Pyomo's build() instantiates VarData / ConstraintData / MonomialTermExpression Python objects per coefficient. Most of the work happens here; solve() walks the expression tree to emit the LP.

So when you compare the build column between tools, you're comparing what each tool chose to put in build(). The apples-to-apples cross-tool measurement is build() + solve(), which is the headline figure at the top of this page.

That said, the replication is faithful: the closed-form objective is hit exactly, the model is the same LP, and HiGHS solves the same sparse matrix. linopy's numbers reproduce within run-to-run noise.

Fairness caveats¶

Each tool builds the LP in its own natural style; the closed-form objective (or cross-tool agreement on the network LP) confirms they're all solving the same problem.
Pyomo's solve uses the appsi_highs persistent-solver interface, the fastest Pyomo→HiGHS path. The file-based SolverFactory("highs") route would inflate Pyomo's solve time with LP-write/reread overhead.
linopy uses io_api="lp" explicitly: the configuration where our time_limit short-circuit reliably reaches HiGHS for the build-only test. linopy's io_api="direct" is faster on full solves but interacts awkwardly with the time-limit short-circuit.
polar-high's solve calls into highspy directly with no intermediate file in either configuration.
HiGHS itself stays at 1 thread across all tools, so the solve column remains apples-to-apples.
Each (tool, N) cell runs in a fresh Python process, so caches and memory don't carry over between cells. Python startup costs ~50 ms per cell, negligible at our sizes.
One machine, one Python version, one HiGHS version. Re-run on your own hardware before reading too much into the absolute numbers; the ratios between tools are what's portable.

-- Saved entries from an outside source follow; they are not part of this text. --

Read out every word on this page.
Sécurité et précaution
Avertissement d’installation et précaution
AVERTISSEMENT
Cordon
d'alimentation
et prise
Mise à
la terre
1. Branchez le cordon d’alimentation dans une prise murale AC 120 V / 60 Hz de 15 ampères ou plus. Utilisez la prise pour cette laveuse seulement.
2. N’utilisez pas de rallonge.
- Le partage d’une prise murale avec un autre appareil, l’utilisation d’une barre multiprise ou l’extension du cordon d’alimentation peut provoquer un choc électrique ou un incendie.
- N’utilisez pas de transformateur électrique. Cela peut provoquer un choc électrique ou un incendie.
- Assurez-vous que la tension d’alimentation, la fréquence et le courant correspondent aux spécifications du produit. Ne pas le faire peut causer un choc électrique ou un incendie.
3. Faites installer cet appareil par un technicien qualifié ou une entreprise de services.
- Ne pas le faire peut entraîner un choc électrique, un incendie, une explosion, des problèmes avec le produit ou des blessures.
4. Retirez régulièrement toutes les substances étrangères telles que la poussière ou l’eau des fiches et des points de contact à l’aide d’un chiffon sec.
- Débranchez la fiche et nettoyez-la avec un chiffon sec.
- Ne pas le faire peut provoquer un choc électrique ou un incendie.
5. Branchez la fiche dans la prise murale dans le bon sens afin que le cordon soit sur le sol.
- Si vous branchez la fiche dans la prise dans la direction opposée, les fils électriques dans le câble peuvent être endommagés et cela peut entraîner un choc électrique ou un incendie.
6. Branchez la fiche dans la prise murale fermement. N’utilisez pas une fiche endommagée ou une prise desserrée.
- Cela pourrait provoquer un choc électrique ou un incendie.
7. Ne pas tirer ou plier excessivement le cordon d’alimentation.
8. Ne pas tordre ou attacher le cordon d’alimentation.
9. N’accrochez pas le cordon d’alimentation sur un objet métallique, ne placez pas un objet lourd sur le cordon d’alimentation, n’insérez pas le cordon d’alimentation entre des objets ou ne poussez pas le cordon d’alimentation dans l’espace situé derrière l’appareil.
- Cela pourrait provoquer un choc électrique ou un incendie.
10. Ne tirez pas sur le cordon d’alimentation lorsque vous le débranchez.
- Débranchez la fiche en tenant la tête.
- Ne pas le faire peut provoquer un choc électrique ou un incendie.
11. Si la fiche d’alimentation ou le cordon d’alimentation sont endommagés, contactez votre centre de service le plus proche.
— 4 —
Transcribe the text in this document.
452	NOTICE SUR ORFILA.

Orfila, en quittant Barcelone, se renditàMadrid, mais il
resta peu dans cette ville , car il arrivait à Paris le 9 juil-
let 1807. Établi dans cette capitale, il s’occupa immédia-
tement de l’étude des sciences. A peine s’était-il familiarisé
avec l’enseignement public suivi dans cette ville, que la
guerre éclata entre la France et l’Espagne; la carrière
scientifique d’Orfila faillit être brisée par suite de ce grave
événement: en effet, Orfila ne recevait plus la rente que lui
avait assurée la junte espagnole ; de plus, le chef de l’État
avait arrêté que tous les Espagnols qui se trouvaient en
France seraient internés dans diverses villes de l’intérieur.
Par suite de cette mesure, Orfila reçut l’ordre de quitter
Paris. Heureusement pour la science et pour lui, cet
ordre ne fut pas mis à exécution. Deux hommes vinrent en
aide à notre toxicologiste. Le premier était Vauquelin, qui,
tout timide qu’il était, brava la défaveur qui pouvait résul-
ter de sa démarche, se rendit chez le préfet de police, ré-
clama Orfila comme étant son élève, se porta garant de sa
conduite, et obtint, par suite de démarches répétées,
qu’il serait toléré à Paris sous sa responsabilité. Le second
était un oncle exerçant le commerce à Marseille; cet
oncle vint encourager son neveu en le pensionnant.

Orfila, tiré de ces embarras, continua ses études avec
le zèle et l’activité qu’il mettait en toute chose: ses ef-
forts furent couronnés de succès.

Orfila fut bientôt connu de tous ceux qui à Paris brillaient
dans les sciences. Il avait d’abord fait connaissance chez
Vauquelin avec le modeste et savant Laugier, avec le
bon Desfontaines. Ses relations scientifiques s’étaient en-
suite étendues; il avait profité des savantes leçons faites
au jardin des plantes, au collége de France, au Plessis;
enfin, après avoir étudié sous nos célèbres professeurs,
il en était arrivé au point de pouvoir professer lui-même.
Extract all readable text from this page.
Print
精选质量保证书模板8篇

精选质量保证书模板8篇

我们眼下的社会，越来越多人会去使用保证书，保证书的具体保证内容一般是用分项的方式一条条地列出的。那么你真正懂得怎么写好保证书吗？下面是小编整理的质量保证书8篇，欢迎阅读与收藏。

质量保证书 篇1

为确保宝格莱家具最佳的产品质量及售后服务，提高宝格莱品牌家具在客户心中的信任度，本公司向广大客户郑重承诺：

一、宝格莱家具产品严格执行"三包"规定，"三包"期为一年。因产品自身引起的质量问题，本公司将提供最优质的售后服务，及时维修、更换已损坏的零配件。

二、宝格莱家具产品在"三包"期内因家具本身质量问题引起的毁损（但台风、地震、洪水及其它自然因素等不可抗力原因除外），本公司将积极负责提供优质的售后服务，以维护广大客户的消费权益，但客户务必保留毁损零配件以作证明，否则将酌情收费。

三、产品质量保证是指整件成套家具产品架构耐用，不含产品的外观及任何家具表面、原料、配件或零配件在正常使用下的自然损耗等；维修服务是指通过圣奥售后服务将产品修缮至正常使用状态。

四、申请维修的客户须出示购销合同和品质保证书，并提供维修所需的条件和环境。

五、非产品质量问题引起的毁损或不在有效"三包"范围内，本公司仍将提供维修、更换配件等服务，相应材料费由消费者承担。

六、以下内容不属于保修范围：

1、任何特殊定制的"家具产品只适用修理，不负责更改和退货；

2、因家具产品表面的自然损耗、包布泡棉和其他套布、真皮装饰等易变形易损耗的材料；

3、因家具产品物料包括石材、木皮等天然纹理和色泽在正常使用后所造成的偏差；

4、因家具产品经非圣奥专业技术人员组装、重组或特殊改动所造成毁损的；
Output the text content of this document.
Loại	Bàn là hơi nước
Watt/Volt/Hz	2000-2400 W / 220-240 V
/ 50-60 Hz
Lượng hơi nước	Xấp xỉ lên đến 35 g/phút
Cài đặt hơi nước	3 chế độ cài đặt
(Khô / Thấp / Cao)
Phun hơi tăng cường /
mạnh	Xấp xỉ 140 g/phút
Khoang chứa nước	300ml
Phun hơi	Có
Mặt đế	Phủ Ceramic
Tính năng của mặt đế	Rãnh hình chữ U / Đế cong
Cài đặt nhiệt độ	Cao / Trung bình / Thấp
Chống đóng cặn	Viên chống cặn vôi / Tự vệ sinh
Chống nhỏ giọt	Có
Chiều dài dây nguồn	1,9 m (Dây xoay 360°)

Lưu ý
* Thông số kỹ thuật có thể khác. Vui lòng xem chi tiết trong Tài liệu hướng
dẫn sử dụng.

What's not in the benchmark¶

MIP, QP, warm starts, and Lagrangian decomposition. The benchmark deliberately exercises the matrix-assembly path on plain LPs.
JuMP and gurobipy. Both have toolchain or licence friction that defeats "anyone can re-run from a clean pip install".

If you'd like a different model class (block-angular, time-coupled, mixed-integer with branching) in the benchmark, open an issue. The runner is a small enough surface to extend.